II. Answer any four parts: 5x4=20

(a) Define a bounded lattice. Prove that for a bounded distributive lattice, the complements are unique.

(b) What do you mean by logically equivalent statements? Check whether the propositions $\sim (\left(p\vee (\left(\sim p\wedge \mathrm{q))}\right)\right)$ and $\sim p\wedge \sim q$ are equivalent or not.

(c) Draw the logic circuit corresponding to the Boolean expression $y=\overline{a+b.c}+b$.

(d) Define degree of a vertex in a graph. Show that number of odd degree vertices in a graph is always even.

(e)Define mutually exclusive and independent events.
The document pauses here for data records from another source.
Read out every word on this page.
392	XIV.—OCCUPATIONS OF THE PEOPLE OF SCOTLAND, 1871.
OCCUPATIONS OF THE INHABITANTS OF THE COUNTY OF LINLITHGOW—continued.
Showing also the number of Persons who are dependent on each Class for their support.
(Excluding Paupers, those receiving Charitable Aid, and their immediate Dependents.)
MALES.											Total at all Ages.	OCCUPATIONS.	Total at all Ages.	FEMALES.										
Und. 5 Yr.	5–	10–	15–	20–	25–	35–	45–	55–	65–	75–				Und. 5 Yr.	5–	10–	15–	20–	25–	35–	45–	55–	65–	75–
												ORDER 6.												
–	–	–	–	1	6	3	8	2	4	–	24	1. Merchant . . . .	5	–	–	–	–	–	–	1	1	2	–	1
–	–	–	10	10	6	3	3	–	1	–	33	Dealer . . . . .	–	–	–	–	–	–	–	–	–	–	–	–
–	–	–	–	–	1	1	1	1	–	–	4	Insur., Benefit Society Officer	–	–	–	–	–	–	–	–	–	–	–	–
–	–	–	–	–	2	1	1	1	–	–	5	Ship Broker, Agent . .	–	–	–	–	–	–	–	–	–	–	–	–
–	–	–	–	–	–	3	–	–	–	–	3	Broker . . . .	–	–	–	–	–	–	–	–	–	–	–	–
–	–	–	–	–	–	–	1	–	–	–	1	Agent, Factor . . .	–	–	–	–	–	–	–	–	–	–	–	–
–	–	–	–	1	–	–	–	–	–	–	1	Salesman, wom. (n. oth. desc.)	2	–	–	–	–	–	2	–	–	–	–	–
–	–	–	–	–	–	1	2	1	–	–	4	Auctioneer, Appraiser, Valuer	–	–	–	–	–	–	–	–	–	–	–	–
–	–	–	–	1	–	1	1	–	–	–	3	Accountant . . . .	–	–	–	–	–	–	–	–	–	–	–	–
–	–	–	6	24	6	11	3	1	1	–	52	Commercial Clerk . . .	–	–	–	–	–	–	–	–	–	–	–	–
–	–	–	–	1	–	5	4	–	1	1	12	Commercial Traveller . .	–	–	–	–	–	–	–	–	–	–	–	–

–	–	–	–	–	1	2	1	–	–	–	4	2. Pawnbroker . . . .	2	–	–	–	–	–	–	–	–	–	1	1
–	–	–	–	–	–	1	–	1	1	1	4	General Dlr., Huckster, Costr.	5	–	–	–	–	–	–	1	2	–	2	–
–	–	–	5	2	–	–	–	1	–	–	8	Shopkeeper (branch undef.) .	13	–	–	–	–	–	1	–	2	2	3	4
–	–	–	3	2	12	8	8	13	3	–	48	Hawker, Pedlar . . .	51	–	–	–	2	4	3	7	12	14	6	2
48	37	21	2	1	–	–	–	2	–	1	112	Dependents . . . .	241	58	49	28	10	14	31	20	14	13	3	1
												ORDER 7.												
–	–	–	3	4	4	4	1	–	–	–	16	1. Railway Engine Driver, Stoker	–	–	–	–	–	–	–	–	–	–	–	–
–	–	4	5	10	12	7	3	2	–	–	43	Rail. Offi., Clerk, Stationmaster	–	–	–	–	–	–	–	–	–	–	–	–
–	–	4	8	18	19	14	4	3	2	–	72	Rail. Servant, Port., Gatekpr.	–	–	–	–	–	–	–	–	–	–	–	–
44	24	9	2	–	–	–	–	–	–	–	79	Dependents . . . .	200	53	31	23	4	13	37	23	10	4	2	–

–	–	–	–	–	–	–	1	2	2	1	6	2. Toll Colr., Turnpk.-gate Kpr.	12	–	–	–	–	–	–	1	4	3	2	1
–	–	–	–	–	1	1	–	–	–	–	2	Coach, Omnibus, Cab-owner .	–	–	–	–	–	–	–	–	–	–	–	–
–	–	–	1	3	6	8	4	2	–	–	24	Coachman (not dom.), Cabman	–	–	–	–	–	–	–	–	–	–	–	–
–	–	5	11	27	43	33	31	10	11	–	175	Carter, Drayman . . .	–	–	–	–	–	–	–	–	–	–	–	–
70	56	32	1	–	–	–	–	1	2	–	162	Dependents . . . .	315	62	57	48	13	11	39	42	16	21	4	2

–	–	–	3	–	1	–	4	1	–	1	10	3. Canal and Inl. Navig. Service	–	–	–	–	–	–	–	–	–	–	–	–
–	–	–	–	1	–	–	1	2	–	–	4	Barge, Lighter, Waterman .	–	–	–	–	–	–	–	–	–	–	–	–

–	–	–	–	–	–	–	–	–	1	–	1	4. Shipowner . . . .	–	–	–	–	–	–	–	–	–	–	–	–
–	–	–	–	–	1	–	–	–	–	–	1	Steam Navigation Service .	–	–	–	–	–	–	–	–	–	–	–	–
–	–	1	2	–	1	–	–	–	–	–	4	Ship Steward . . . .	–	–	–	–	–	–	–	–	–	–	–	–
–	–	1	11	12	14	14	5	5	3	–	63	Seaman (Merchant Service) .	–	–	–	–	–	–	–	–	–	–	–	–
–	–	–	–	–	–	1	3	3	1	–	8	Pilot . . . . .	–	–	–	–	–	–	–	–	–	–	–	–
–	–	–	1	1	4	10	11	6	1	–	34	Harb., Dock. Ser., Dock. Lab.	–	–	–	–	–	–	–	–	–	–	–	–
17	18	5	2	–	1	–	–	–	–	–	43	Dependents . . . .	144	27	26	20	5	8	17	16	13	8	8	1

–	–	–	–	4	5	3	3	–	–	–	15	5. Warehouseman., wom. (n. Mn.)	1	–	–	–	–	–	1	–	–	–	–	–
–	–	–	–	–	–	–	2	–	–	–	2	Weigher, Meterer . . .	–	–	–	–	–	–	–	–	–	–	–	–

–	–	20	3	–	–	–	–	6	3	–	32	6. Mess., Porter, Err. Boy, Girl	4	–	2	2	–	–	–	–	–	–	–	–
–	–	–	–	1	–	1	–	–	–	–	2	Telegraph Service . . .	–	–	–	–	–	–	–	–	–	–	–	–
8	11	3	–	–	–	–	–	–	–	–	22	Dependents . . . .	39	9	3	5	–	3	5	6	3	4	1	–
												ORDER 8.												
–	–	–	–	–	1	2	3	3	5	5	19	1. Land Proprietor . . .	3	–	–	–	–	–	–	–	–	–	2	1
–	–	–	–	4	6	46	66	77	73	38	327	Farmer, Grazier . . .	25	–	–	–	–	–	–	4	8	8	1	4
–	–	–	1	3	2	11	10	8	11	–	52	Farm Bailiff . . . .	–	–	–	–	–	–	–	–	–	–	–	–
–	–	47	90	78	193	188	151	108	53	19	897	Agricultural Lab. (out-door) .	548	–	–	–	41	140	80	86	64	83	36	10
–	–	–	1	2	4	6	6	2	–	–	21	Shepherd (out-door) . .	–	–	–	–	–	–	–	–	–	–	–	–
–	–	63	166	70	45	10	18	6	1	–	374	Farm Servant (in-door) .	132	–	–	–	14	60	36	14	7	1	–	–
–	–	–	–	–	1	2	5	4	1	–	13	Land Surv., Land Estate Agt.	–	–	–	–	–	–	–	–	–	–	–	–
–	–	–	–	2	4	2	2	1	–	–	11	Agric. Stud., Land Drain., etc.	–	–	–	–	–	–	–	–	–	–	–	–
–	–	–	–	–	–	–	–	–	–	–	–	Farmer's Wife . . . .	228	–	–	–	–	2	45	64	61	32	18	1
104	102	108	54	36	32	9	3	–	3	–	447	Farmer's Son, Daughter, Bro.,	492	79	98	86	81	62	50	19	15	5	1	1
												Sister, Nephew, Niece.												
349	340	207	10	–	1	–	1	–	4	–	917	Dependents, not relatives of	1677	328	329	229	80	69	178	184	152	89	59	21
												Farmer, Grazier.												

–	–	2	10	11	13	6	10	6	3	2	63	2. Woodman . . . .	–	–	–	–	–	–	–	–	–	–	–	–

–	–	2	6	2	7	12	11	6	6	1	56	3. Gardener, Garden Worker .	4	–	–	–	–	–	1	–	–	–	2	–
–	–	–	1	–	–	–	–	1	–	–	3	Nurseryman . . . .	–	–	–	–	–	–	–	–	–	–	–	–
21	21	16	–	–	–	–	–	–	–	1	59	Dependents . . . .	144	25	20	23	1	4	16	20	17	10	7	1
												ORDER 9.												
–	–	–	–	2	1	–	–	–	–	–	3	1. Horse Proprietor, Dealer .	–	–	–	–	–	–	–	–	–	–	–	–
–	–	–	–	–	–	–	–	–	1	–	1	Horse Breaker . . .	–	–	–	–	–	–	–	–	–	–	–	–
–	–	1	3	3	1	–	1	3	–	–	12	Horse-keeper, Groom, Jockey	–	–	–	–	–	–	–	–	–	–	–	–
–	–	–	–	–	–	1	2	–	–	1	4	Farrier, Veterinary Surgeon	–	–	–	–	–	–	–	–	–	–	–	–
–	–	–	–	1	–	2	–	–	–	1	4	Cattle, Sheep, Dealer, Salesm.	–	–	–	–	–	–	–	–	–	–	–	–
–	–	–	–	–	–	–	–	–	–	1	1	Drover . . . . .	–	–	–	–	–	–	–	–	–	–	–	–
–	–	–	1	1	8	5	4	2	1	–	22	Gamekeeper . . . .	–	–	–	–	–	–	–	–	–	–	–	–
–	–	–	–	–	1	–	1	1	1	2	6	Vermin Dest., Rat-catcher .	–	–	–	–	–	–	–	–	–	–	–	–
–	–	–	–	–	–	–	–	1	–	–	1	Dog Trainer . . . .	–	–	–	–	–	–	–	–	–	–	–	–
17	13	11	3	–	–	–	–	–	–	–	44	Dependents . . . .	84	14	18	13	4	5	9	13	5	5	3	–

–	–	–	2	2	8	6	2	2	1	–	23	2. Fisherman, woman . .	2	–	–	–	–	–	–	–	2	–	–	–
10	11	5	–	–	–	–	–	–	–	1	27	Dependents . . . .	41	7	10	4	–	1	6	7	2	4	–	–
Let 𝐴 and 𝐵 be two events such that 𝑃(𝐴) = 0.42, 𝑃(𝐵) = 0.48 and 𝑃(𝐴 𝑎𝑛𝑑 𝐵) = 0.16. Determine 𝑃(A or B) and P(neither A nor B).

(f)How many permutations can be made out of letter in the word COMPUTER ? How many of these (i) begin with letter C, (ii) begin with C and ends with R, and (iii) C and R occupy last two end places?

(g) Let ($\left(L,\wedge ,\vee ,\le )\right)$ be a lattice. Prove that

$a\le c\iff a\vee (\left(b\wedge \mathrm{c)}\right)\le (\left(a\vee \mathrm{b)}\right)\wedge c,\forall a,b,c\in L$

III. Answer any five parts: 10x5=50

(a) (i) Distinguish between tautology and contradiction statements. Check whether the statement $p\vee \sim (p\vee q)$ is a tautology or a contradiction.

(ii) Show that $1^3+2^3+3^3+...+n^3={\left(\frac{n(n+1)}{2}\right)}^{\mathrm{2 }}$by induction. (5+5)

(b) Let $D=\{\left\{1,2,5,7,10,14,35,\mathrm{70\}}\right\}$ be the set of all divisors of 70. If ($\left(D,+,·,\text{'},0,\mathrm{1)}\right)$ be a Boolean algebra, where $a+b=lcm(a,b)$, $a*b=gcd(a,b)$ and $a\text{'}=70/a$. Find the value of the expressions

(i) $x=35*(2+7\text{'}), y=(35*10)+14\text{'}$ and $z=(2+7)*(14+10)\text{'}$.

(ii)Determine whether the $W=\{1,5,10,70\}$ is a Boolean subalgebra of $D_{70}$. Justify. (6+4)

(c) (i) If 𝐴 and 𝐵 are any two events, the prove that

$P(A\cup B)=P\left(A\right)+P\left(B\right)-P(A\cap B)$.

(ii) If ${{18}_C}_r={{18}_C}_{r+2}$, find ${r_C}_5$. (5+5)

(d)(i) Define order and size of a graph. What is the size of a 𝑟-regular graph of order 𝑝?

(ii) Define walk, path and circuit. Show that a tree cannot have a circuit.

(iii) Define a spanning tree and its branch and chords. Find the number of chords of with respect to a spanning tree in a graph of order 𝑛. (2+4+3)

(e) (i) What do you mean by logic gates. ? Describe the operations of OR and NOT gates with two input devices. Give their equivalent electrical circuits.

(ii) Let $E=xy\text{'}+xyz\text{'}+x\text{'}yz\text{'}$ be a Boolean expression. Show that $xz\text{'}+E=E$ and $x+E\ne E$.

(f)(i)Define a well-ordered set. Give an example.

(ii) Define dual of a statement in a lattice 𝐿. Write the dual of the statement $(a\wedge b)\vee c=(b\vee c)\wedge (c\vee a)$.

(iii) Let 𝐿 be a lattice. Show that $a\wedge b=a$ if and only if $a\vee b=b$. (2+3+5)

(g) Define a tree. Show that a tree with 𝑛 vertices has n-1 edges.